LBF A1 Techfind: I^di ritorno con solo 2 gare, si può fare qualcosa?

Forse sarebbe il caso di inserire un meccanismo automatico al di sotto del quale le gare non si giocano senza lasciare la responsabilità alle società
05.01.2022 12:26 di Eduardo Lubrano Twitter:    vedi letture
LBF A1 Techfind: I^di ritorno con solo 2 gare, si può fare qualcosa?

La prima di ritorno della serie A1 LBF Techfind è ancora una volta una giornata monca: si giocano oggi, mercoledì 5 gennaio, solo 2 delle 7 gare che erano in calendario. L’emergenza Covid che sta affollando i luoghi di isolamento delle atlete sta dando un duro colpo alla continuità del campionato e soprattutto sta facendo accumulare partite da recuperare – simo già a 16 – e sta creando problemi a formazioni ferme da due settimane che oggi riprendono a giocare “improvvisamente”.

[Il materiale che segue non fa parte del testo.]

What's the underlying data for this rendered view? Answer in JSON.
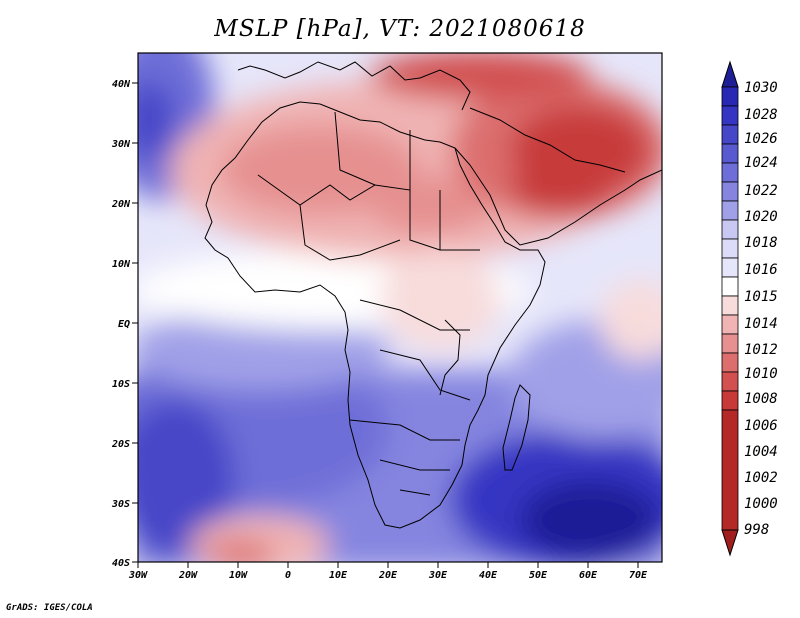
{
  "title": "MSLP [hPa], VT: 2021080618",
  "credit": "GrADS: IGES/COLA",
  "lat_labels": [
    "40N",
    "30N",
    "20N",
    "10N",
    "EQ",
    "10S",
    "20S",
    "30S",
    "40S"
  ],
  "lon_labels": [
    "30W",
    "20W",
    "10W",
    "0",
    "10E",
    "20E",
    "30E",
    "40E",
    "50E",
    "60E",
    "70E"
  ],
  "colorbar": {
    "levels": [
      "1030",
      "1028",
      "1026",
      "1024",
      "1022",
      "1020",
      "1018",
      "1016",
      "1015",
      "1014",
      "1012",
      "1010",
      "1008",
      "1006",
      "1004",
      "1002",
      "1000",
      "998"
    ],
    "colors": [
      "#1e1e96",
      "#2828b4",
      "#3535c3",
      "#4646c8",
      "#5a5ad0",
      "#6e6ed8",
      "#8585e0",
      "#a0a0e8",
      "#c8c8f2",
      "#e6e6fa",
      "#ffffff",
      "#f8dcdc",
      "#f0b4b4",
      "#e69090",
      "#dc6e6e",
      "#d25050",
      "#c83a3a",
      "#b42828",
      "#a01e1e"
    ]
  },
  "map_colors": {
    "land_outline": "#000000",
    "strong_high": "#2828b4",
    "high": "#6e6ed8",
    "weak_high": "#c8c8f2",
    "neutral": "#ffffff",
    "weak_low": "#f0b4b4",
    "low": "#dc6e6e",
    "strong_low": "#c83a3a"
  }
}
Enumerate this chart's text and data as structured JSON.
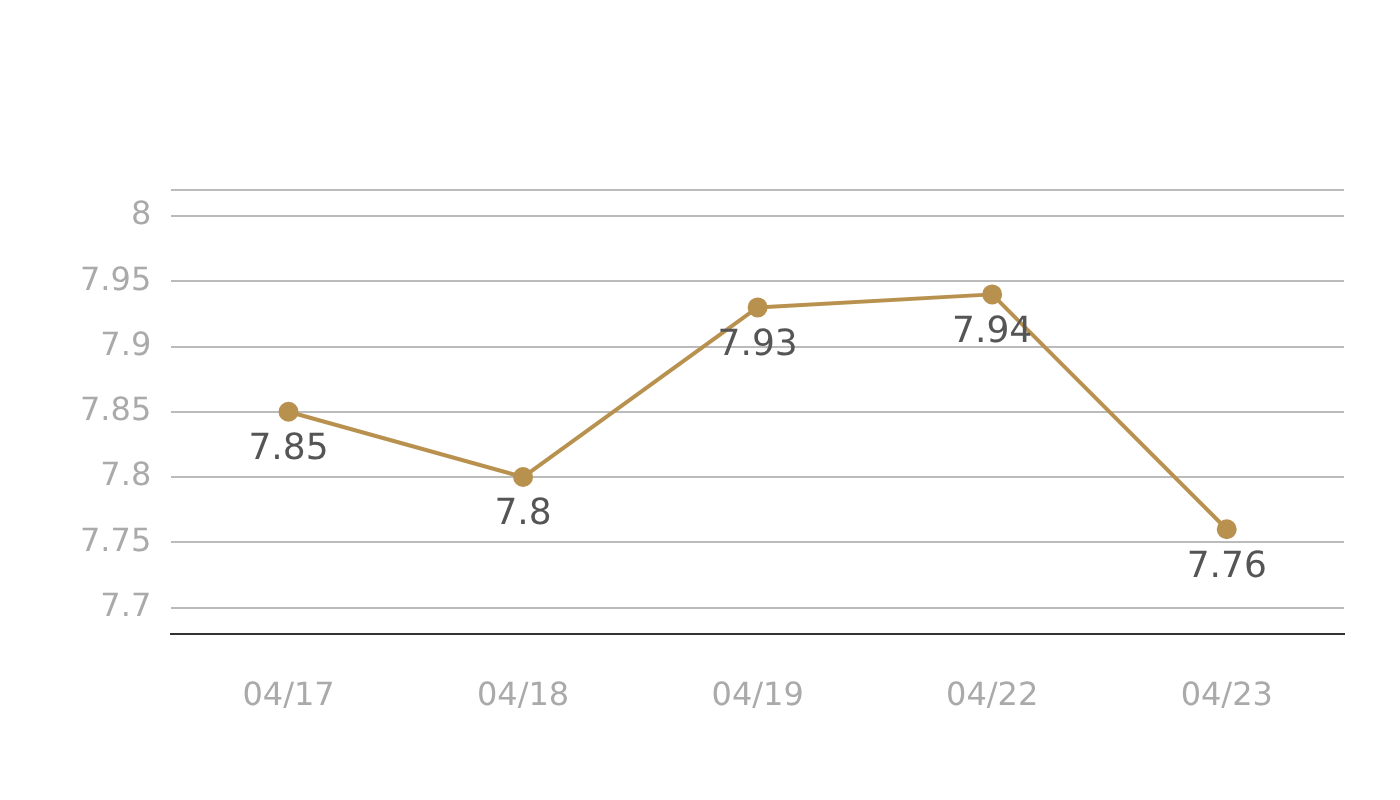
{
  "chart_data": {
    "type": "line",
    "categories": [
      "04/17",
      "04/18",
      "04/19",
      "04/22",
      "04/23"
    ],
    "series": [
      {
        "color": "#b8914f",
        "values": [
          7.85,
          7.8,
          7.93,
          7.94,
          7.76
        ]
      }
    ],
    "ylim": [
      7.68,
      8.02
    ],
    "yticks": [
      7.7,
      7.75,
      7.8,
      7.85,
      7.9,
      7.95,
      8,
      {
        "value": 8.02,
        "label": null
      }
    ],
    "grid": "y",
    "legend": false,
    "marker": "circle",
    "line_style": "solid",
    "data_labels": true
  }
}
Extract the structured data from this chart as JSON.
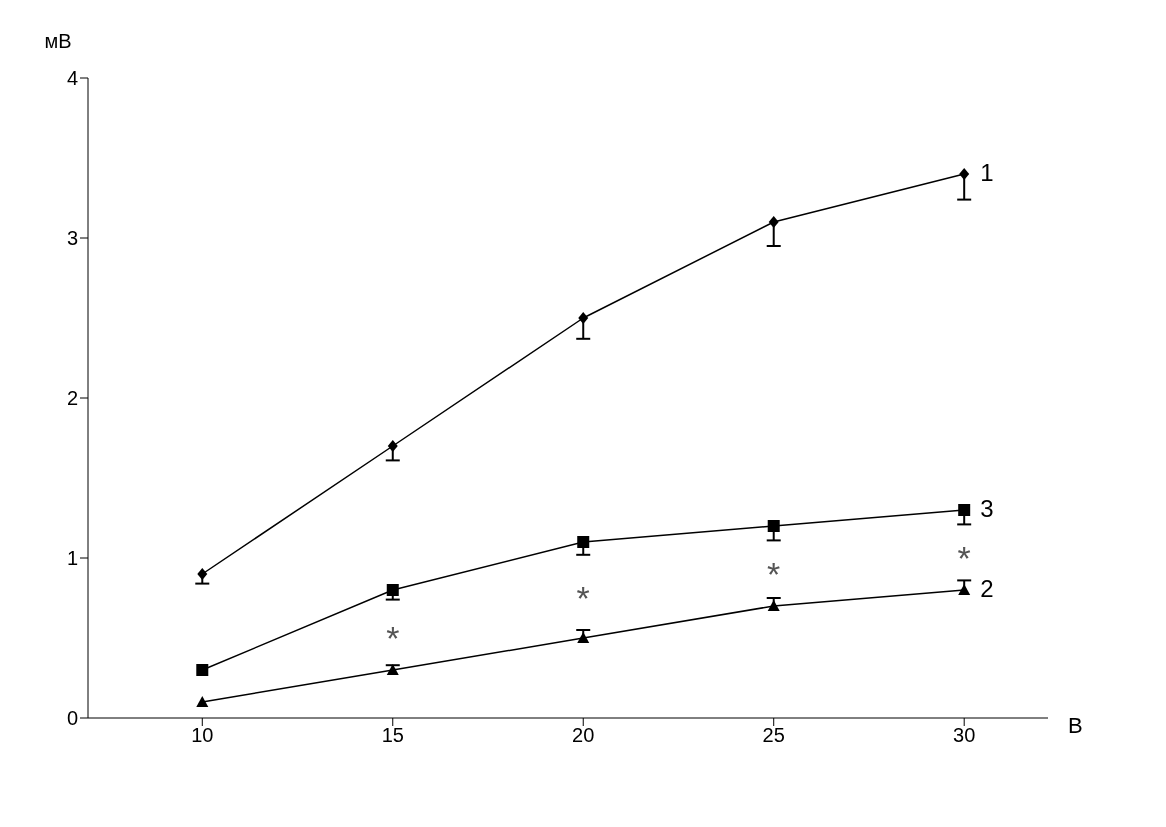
{
  "chart_data": {
    "type": "line",
    "xlabel": "В",
    "ylabel": "мВ",
    "x": [
      10,
      15,
      20,
      25,
      30
    ],
    "xlim": [
      7,
      32.2
    ],
    "xticks": [
      10,
      15,
      20,
      25,
      30
    ],
    "ylim": [
      0,
      4
    ],
    "yticks": [
      0,
      1,
      2,
      3,
      4
    ],
    "grid": false,
    "legend": "right",
    "series": [
      {
        "name": "1",
        "color": "#000000",
        "marker": "diamond",
        "values": [
          0.9,
          1.7,
          2.5,
          3.1,
          3.4
        ],
        "errors": [
          [
            0.84,
            0.9
          ],
          [
            1.61,
            1.7
          ],
          [
            2.37,
            2.5
          ],
          [
            2.95,
            3.1
          ],
          [
            3.24,
            3.4
          ]
        ]
      },
      {
        "name": "2",
        "color": "#000000",
        "marker": "triangle",
        "values": [
          0.1,
          0.3,
          0.5,
          0.7,
          0.8
        ],
        "errors": [
          null,
          [
            0.3,
            0.33
          ],
          [
            0.5,
            0.55
          ],
          [
            0.7,
            0.75
          ],
          [
            0.8,
            0.86
          ]
        ]
      },
      {
        "name": "3",
        "color": "#000000",
        "marker": "square",
        "values": [
          0.3,
          0.8,
          1.1,
          1.2,
          1.3
        ],
        "errors": [
          null,
          [
            0.74,
            0.8
          ],
          [
            1.02,
            1.1
          ],
          [
            1.11,
            1.2
          ],
          [
            1.21,
            1.3
          ]
        ]
      }
    ],
    "annotations": [
      "*",
      "*",
      "*",
      "*"
    ]
  }
}
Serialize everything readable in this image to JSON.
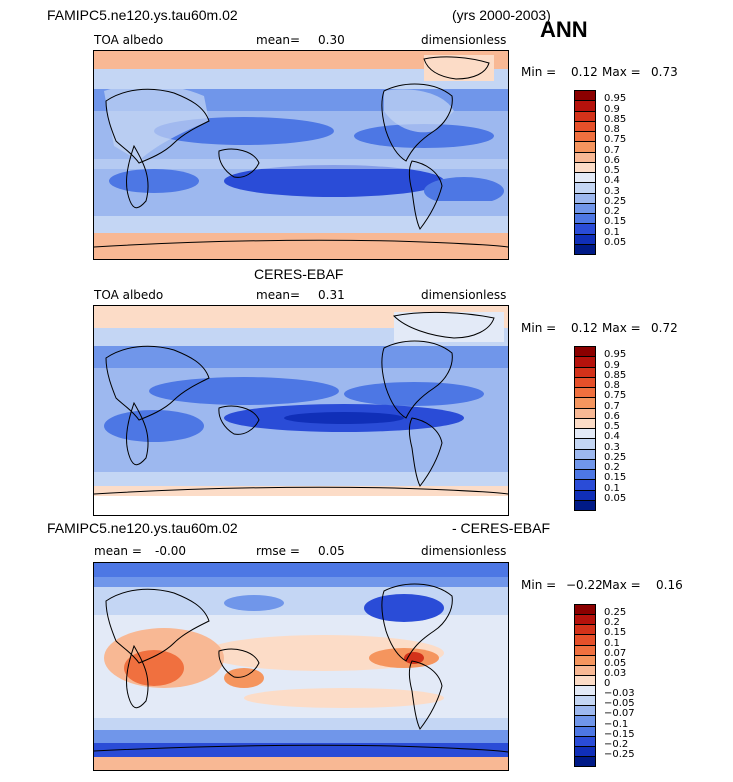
{
  "header": {
    "title": "FAMIPC5.ne120.ys.tau60m.02",
    "years": "(yrs 2000-2003)",
    "season": "ANN"
  },
  "panels": [
    {
      "title": "",
      "field": "TOA albedo",
      "mean_label": "mean=",
      "mean_value": "0.30",
      "units": "dimensionless",
      "min_label": "Min =",
      "min_value": "0.12",
      "max_label": "Max =",
      "max_value": "0.73",
      "colorbar": {
        "labels": [
          "0.95",
          "0.9",
          "0.85",
          "0.8",
          "0.75",
          "0.7",
          "0.6",
          "0.5",
          "0.4",
          "0.3",
          "0.25",
          "0.2",
          "0.15",
          "0.1",
          "0.05"
        ],
        "colors": [
          "#8b0000",
          "#b5120c",
          "#d3321a",
          "#e6502a",
          "#f0703f",
          "#f5955e",
          "#f8b894",
          "#fcdcc7",
          "#e3eaf7",
          "#c4d6f4",
          "#9db8ef",
          "#7096ea",
          "#4d77e4",
          "#2a4cd7",
          "#102fb8",
          "#001a87"
        ]
      }
    },
    {
      "title": "CERES-EBAF",
      "field": "TOA albedo",
      "mean_label": "mean=",
      "mean_value": "0.31",
      "units": "dimensionless",
      "min_label": "Min =",
      "min_value": "0.12",
      "max_label": "Max =",
      "max_value": "0.72",
      "colorbar": {
        "labels": [
          "0.95",
          "0.9",
          "0.85",
          "0.8",
          "0.75",
          "0.7",
          "0.6",
          "0.5",
          "0.4",
          "0.3",
          "0.25",
          "0.2",
          "0.15",
          "0.1",
          "0.05"
        ],
        "colors": [
          "#8b0000",
          "#b5120c",
          "#d3321a",
          "#e6502a",
          "#f0703f",
          "#f5955e",
          "#f8b894",
          "#fcdcc7",
          "#e3eaf7",
          "#c4d6f4",
          "#9db8ef",
          "#7096ea",
          "#4d77e4",
          "#2a4cd7",
          "#102fb8",
          "#001a87"
        ]
      }
    },
    {
      "title_left": "FAMIPC5.ne120.ys.tau60m.02",
      "title_right": "- CERES-EBAF",
      "mean_label": "mean =",
      "mean_value": "-0.00",
      "rmse_label": "rmse =",
      "rmse_value": "0.05",
      "units": "dimensionless",
      "min_label": "Min =",
      "min_value": "−0.22",
      "max_label": "Max =",
      "max_value": "0.16",
      "colorbar": {
        "labels": [
          "0.25",
          "0.2",
          "0.15",
          "0.1",
          "0.07",
          "0.05",
          "0.03",
          "0",
          "−0.03",
          "−0.05",
          "−0.07",
          "−0.1",
          "−0.15",
          "−0.2",
          "−0.25"
        ],
        "colors": [
          "#8b0000",
          "#b5120c",
          "#d3321a",
          "#e6502a",
          "#f0703f",
          "#f5955e",
          "#f8b894",
          "#fcdcc7",
          "#e3eaf7",
          "#c4d6f4",
          "#9db8ef",
          "#7096ea",
          "#4d77e4",
          "#2a4cd7",
          "#102fb8",
          "#001a87"
        ]
      }
    }
  ]
}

E’ il caso di quello che è il match clou della giornata, Allianz Geas Sesto San Giovanni-Passalacqua Ragusa, ore 20.30 al Palacazzaniga di Sesto San Giovanni, con le due formazioni che si affrontano in una partita delicatissima dal punto di vista della classifica, per un posto migliore nelle prime otto, ma che sono ferme da almeno venti giorni. Come andrà dipenderà più che altro da come sarà la risposta delle 20 atlete a questo periodo di mancanza di agonismo che dalla forza effettiva di entrambe. Forse non sarà una bella partita come Geas e Ragusa in questi anni ci hanno abituato a vedere ma tant’è già e un bene che scendano in campo, accontentiamoci. Nella foto @Marco Brioschi, Ilaria Panzera del Geas

Le altre due gare che si giocano sono Costruzioni Italia Broni-Umana Reyer Venezia con le lombarde che sono uscite frastornate dalla sconfitta nel derby di domenica con Costa Masnaga e che devono cercare una gara di estremo orgoglio contro le Campionesse di Italia che hanno rimesso nel motore e nella qualità del loro gioco Francesca Pan, l’MVP della scorsa stagione e che può davvero indirizzare anche questa annata della Reyer verso successi importanti. Ore 19.00 al PalaVerde di Broni

Tutto questo però suggerisce una considerazione: non sarebbe meglio che Fip e Lega insieme decidessero uno standard al di sotto del quale le partite non si giocano senza lasciare - fatta salva l'assoluta buonafede di tutte e tutti -  alle società questa responsabilità? E’ vero che la Lega non ha questo potere però è l’associazione delle società e potrebbe tentare una mediazione, un riassunto delle diverse posizioni da offrire alla Fip per evitare che il calendario diventi più zoppo di quanto è adesso. Vero è che siamo nel momento di massimo contagio – così dicono gli esperti almeno – e che tra qualche settimana tutto dovrebbe normalizzarsi, ma la salute di chi va in campo va considerata prima di ogni altra cosa per non costringere le squadre a giocare tante partite in periodi troppo brevi. Basterebbe immaginare, ma è solo un esempio sia chiaro, che al di sotto di quattro giocatrici certificate Covid, quella partita non si gioca. Possono essere cinque o tre, l’importante è che sia un meccanismo automatico.